There has already been a Senate inquiry into the wild rivers laws, but now Prime Minister Julia Gillard has initiated a second inquiry to be conducted by the House of Representatives. Ms Gillard knows the issue is divisive and that federal Labor is vulnerable in a hung parliament, so she is using delay tactics until the Greens assume the balance of power in the Senate from July next year.
Mr Pearson has described the latest inquiry as putting the issue "on the never-never".
While there are many claims made about championing the cause of indigenous Australians, the truth is the Greens and sections of the Labor Party actually want Aboriginal people to have restricted rights - the right to own their own land on a communal basis only, and only for traditional utility such as fishing and gathering food. In other words, they want them to remain as museum exhibits.

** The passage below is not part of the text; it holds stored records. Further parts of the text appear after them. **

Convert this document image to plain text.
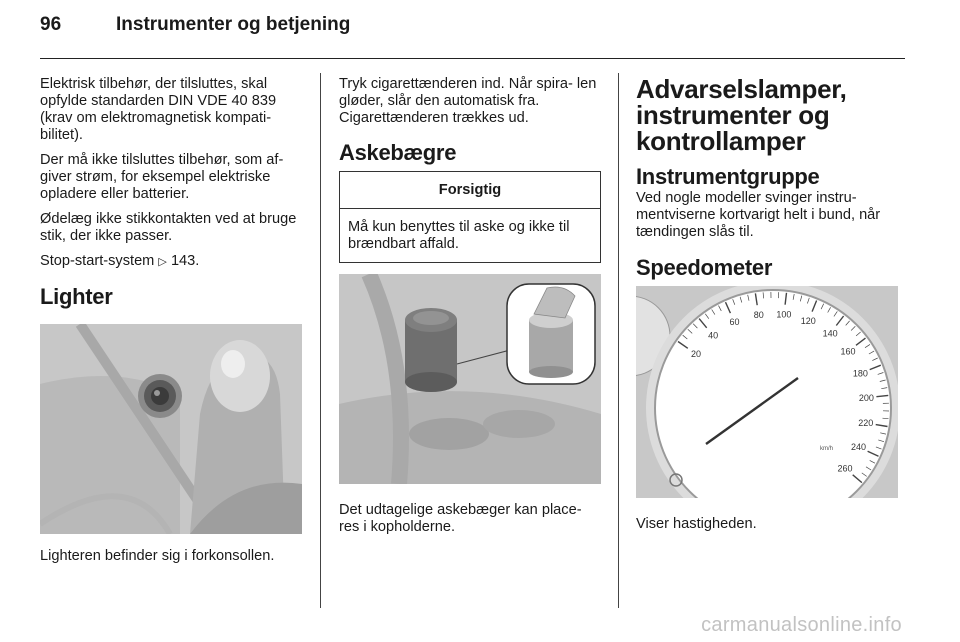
96	Instrumenter og betjening

Elektrisk tilbehør, der tilsluttes, skal opfylde standarden DIN VDE 40 839 (krav om elektromagnetisk kompati- bilitet).

Der må ikke tilsluttes tilbehør, som af- giver strøm, for eksempel elektriske opladere eller batterier.

Ødelæg ikke stikkontakten ved at bruge stik, der ikke passer.

Stop-start-system ▷ 143.

Lighter

Lighteren befinder sig i forkonsollen.

Tryk cigarettænderen ind. Når spira- len gløder, slår den automatisk fra. Cigarettænderen trækkes ud.

Askebægre
Forsigtig
Må kun benyttes til aske og ikke til brændbart affald.

Det udtagelige askebæger kan place- res i kopholderne.

Advarselslamper, instrumenter og kontrollamper
Instrumentgruppe

Ved nogle modeller svinger instru- mentviserne kortvarigt helt i bund, når tændingen slås til.

Speedometer
20
40
60
80 100
120
140
160
180
200
220
240
260
km/h

Viser hastigheden.

carmanualsonline.info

Many people in the Labor Party know the wild rivers legislation is flawed and unjust, but will not move against the Blight Government.
Independent federal MP Bob Katter has argued persuasively and passionately that the issue is a fundamental one for Aboriginal people in north Queensland. The two other independents who occupy conservative seats may soon be facing the first test of principle versus opportunism.